Photo-induced Charge Transfer of Fullerene and Non-Fullerene Conjugated Polymer Blends via Density Functional Theory

Donor-acceptor (D-A) type semiconducting conjugated polymers (CPs) are promising candidates for organic photovoltaic (OPV) devices due to their unique tunable mechanical compliance and optoelectronic performance. One of the most important parameters in the PV devices is photo-induced charge transfer (CT) at the interface of the CP and acceptor unit.  It would be largely beneficial to computationally examine the ability of a different molecular configuration serving as an efficient charge transfer device before any synthesis process to narrow down search list of possible high-performance CPs.

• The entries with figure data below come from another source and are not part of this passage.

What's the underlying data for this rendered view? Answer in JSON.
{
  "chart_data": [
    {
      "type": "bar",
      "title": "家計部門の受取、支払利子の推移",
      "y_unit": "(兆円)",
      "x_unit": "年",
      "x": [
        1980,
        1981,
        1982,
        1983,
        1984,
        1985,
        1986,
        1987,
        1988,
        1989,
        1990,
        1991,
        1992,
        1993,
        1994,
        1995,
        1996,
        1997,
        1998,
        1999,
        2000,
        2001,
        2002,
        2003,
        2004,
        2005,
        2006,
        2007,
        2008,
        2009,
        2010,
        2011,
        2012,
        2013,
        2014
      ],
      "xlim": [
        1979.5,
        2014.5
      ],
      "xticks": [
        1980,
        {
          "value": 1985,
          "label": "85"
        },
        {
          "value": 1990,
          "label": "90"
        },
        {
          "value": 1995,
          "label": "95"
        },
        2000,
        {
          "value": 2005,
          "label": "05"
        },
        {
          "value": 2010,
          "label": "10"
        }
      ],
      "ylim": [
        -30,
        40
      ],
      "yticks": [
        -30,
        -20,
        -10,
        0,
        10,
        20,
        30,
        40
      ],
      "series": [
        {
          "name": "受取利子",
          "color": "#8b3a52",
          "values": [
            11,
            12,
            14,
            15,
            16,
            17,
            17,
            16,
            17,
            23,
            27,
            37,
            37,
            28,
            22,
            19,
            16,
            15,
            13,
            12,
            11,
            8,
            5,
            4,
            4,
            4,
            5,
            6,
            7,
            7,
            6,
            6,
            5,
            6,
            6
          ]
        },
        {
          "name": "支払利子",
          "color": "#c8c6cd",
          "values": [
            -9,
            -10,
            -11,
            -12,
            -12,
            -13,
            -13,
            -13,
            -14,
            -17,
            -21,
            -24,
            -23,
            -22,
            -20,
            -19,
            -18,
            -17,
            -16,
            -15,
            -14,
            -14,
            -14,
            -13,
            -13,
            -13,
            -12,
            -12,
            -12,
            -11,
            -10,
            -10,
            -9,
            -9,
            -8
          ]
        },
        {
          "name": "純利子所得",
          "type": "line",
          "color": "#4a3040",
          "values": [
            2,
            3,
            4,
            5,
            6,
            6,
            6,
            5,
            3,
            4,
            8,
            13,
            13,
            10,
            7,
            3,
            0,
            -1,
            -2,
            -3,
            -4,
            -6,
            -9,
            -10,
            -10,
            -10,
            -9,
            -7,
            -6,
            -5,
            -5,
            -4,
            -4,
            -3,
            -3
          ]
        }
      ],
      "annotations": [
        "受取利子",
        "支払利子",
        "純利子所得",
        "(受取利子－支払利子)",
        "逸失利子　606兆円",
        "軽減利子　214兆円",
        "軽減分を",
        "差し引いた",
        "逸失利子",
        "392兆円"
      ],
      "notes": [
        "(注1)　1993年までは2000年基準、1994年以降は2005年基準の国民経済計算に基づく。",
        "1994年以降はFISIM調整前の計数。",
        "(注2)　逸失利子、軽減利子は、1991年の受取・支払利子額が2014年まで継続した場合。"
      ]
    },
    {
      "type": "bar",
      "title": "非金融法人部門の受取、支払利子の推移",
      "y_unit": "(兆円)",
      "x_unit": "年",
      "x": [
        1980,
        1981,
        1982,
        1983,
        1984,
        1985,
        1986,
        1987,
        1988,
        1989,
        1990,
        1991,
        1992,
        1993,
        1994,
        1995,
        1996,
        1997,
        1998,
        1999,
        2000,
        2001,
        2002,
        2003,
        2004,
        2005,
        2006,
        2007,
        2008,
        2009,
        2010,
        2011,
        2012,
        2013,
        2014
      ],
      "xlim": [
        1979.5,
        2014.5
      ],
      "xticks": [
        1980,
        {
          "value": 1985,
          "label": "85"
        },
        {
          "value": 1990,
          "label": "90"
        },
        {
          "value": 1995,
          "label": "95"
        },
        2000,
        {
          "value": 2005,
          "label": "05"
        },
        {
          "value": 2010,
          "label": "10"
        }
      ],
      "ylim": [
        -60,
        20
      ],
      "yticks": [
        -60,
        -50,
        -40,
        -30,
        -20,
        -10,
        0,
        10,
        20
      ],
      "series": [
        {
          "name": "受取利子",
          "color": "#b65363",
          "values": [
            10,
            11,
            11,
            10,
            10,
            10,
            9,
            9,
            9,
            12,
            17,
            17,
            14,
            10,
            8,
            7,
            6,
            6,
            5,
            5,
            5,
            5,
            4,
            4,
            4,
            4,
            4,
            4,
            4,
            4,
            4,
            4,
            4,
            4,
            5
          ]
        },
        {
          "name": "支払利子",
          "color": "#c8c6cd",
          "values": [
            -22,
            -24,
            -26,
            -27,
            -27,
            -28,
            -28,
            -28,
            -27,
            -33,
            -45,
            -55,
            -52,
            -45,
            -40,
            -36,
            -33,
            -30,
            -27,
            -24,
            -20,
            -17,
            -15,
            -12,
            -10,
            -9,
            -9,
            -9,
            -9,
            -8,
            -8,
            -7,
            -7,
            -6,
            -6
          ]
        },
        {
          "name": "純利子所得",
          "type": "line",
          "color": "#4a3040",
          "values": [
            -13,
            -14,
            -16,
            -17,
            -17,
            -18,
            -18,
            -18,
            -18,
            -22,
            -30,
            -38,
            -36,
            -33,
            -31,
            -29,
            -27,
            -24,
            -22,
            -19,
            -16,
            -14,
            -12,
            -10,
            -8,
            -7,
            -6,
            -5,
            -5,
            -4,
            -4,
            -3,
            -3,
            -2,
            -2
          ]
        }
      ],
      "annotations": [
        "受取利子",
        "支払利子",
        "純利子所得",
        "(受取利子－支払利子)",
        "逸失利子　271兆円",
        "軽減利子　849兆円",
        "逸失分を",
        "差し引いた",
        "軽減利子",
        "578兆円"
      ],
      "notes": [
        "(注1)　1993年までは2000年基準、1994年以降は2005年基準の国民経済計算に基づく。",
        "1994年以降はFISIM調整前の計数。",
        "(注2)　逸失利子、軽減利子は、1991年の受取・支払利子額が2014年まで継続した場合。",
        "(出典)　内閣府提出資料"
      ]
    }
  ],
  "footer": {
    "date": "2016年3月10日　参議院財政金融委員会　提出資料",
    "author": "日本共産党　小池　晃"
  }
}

In this study, we employ density functional theory (DFT) to explore photo-induced charge transfer of diketopyrrolopyrrole (DPP) based polymer as a blend with non-fullerene (ITIC) and fullerene (PCBM) acceptor units.  To evaluate the efficiency of charge transfer, we study the non-radiative relaxation of photoexcited electrons and holes using the reduced density matrix on the basis of the Redfield theory. Non-adiabatic couplings between electronic orbitals are computed based on nuclear trajectories obtained from ab initio calculations. We track the relaxation rates of charge carriers over time, where the derivative of difference between the rate of electron and hole can qualitatively represent the current density at zero voltage. This can be utilized to characterize the charge transfer performance of CPs blended with different acceptor units. Relaxation rate results indicate that CPs blend with ITIC offers a better PV effect, illustrating the potential of the current approach to explore CPs blend electronic performance for OPV devices and narrowing down the list of potential candidate CPs.